I would appreciate any help.

3

return exits the function, so you should create a list and keep appending to it:

def get_ords(s):
    """
    >>> get_ords('abc')
    '97 98 99 '
    >>> get_ords('a b c')
    '97 32 98 32 99 '
    """
    l = []
    for ch in s:
        l.append(str(ord(ch)))
    return ' '.join(l)

Even better:

def get_ords(s):
    """
    >>> get_ords('abc')
    '97 98 99 '
    >>> get_ords('a b c')
    '97 32 98 32 99 '
    """
    return ' '.join([str(ord(ch)) for ch in s])

Or without calling, printing, and assuming python 3 (just add a from __future__ import print_function at the top of the file in python 2):

def get_ords(s):
    """
    >>> get_ords('abc')
    '97 98 99 '
    >>> get_ords('a b c')
    '97 32 98 32 99 '
    """
    for ch in s:
        print(ord(ch), end=' ')
    print()

And assuming python 3 again (do the same as above if python 2, from __future__ import print_function at the top of the file):

def get_ords(s):
    """
    >>> get_ords('abc')
    '97 98 99 '
    >>> get_ords('a b c')
    '97 32 98 32 99 '
    """
    [print(ord(ch), end=' ') for ch in s]

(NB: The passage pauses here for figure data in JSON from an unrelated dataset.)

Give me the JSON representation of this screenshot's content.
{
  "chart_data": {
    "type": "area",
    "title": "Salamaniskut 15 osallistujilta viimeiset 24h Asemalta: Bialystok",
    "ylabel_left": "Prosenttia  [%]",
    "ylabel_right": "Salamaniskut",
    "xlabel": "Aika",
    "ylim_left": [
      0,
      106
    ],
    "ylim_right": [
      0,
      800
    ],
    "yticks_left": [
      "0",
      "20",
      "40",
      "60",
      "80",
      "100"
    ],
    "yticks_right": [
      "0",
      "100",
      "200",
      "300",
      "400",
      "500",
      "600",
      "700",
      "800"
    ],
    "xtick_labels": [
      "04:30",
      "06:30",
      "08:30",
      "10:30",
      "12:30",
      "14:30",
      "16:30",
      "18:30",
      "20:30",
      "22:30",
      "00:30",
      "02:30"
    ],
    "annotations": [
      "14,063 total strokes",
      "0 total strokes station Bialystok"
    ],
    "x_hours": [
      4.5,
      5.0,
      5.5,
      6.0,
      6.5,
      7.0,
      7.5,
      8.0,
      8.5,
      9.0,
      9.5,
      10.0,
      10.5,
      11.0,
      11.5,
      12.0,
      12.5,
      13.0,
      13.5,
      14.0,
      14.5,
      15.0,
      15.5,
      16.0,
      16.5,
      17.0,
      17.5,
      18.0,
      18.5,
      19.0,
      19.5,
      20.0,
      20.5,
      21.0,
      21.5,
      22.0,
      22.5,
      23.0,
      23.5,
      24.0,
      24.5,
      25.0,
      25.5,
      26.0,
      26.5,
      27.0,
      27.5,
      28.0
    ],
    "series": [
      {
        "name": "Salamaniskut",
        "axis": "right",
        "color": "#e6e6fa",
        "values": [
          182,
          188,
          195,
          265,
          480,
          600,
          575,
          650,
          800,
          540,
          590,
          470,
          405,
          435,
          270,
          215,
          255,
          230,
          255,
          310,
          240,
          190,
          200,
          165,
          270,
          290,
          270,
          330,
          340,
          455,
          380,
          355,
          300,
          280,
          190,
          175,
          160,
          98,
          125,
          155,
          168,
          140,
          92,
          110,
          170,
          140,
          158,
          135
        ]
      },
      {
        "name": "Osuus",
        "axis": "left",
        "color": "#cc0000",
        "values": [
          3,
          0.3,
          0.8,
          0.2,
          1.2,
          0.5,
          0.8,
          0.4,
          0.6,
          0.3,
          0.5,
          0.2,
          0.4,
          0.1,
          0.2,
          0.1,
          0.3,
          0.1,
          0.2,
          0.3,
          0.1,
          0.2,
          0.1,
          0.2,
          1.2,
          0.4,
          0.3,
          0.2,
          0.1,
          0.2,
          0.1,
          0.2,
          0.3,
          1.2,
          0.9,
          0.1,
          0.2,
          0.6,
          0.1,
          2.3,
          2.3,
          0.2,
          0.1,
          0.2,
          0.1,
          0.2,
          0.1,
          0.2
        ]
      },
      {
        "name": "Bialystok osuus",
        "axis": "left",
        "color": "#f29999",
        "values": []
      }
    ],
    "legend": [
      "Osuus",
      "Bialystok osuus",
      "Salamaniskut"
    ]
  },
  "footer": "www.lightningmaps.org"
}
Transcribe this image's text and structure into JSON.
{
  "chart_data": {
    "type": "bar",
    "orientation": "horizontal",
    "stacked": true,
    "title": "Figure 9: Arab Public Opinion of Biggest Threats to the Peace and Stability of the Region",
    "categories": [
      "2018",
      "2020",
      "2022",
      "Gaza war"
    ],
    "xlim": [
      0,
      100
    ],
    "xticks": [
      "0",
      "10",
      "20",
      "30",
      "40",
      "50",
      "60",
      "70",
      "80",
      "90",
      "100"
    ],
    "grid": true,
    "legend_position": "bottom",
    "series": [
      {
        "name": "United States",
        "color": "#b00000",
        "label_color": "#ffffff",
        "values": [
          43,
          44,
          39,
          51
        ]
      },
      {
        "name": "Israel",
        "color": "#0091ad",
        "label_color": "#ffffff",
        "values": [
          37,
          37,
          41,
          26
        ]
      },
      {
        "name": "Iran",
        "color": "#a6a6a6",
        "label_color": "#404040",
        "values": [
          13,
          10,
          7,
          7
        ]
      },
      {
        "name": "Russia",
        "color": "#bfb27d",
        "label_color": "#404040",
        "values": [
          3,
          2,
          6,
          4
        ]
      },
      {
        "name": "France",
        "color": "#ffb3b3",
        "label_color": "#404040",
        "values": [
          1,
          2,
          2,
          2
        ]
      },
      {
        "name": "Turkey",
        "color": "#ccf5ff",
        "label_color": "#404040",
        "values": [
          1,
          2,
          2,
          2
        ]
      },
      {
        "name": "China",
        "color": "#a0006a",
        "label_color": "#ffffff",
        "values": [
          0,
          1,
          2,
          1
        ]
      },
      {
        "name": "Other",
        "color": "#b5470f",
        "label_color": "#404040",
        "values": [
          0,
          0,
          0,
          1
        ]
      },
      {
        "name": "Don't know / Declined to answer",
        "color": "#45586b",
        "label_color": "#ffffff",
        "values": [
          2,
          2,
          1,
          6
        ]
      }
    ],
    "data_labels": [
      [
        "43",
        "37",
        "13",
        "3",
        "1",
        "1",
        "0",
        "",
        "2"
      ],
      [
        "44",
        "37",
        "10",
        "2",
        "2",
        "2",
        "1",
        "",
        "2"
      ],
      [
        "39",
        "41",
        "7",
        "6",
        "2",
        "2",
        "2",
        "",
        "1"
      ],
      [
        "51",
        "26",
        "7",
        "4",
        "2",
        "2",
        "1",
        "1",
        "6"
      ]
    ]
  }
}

And now in the first two cases:

print(get_ords('abc'))

Output:

97 98 99

And now in the last two cases:

get_ords('abc')

Output:

97 98 99
  • 1
    Thanks for this. I just haven't learnt about appending and joining as of yet in my class, so wasn't sure of how to do this. – puppyonkik May 20 at 8:56
  • 1
    @puppyonkik Remember to accept and up-vote if it works :-) – U9-Forward May 20 at 8:57
  • 1
    Could also print(" ".join(str(ord(ch)) for ch in s)) – Adam Feor May 20 at 8:57
  • 2
    @AdamFeor Will edit – U9-Forward May 20 at 8:58
  • 1
    @puppyonkik check the first two examples, they do it. – U9-Forward May 20 at 9:15
2

return is only called once in a function.

You can either

  1. Create a local variable that stores all of your output, like so:
def get_ords(s):
    """
    >>> get_ords('abc')
    '97 98 99 '
    >>> get_ords('a b c')
    '97 32 98 32 99 '
    """
    ret = []
    for ch in s:  
        ret.append(ord(ch))
    return ' '.join(ret)  # or skip the for loop using a list comprehension here
  1. Use yield to define a generator
def get_ords(s):
    """
    >>> get_ords('abc')
    '97 98 99 '
    >>> get_ords('a b c')
    '97 32 98 32 99 '
    """
    yield ord(ch)

x = get_ords(s)

for y in x:
    print(y)
  • Alec, little slower than me... :-) – U9-Forward May 20 at 8:55
  • 1
    you're way too fast lol – Alec Alameddine May 20 at 8:57
  • Haha lol :-) just reached 20k today. – U9-Forward May 20 at 8:58
1

Good time to learn comprehensions. They are both shorter to write and often more efficient that iteratively growing an array:

def get_ords(s):
    """
    >>> get_ords('abc')
    '97 98 99 '
    >>> get_ords('a b c')
    '97 32 98 32 99 '
    """
    return ' '.[ord(c) for s in c]
1

You can simply do this:

def get_ords(s):
    return ' '.join([str(ord(ch)) for ch in s])
1

As already pointed you might use list-comprehension for that. As already noted only one return in every function run is executed, so if you wish to fire return more than once you need to arrange your function in recursive manner that is:

def get_ords(s):
    if len(s)>=2:
        return f"{ord(s[0])} "+get_ords(s[1:])
    else:
        return f"{ord(s[0])}"
print(get_ords('abc')) # 97 98 99
print(get_ords('a b c')) # 97 32 98 32 99

Above code uses so-called f-strings (tutorial) available in Python 3.6 onwards. Naturally this is much less readable than list-comprehension method, however in some use cases recursion is useful.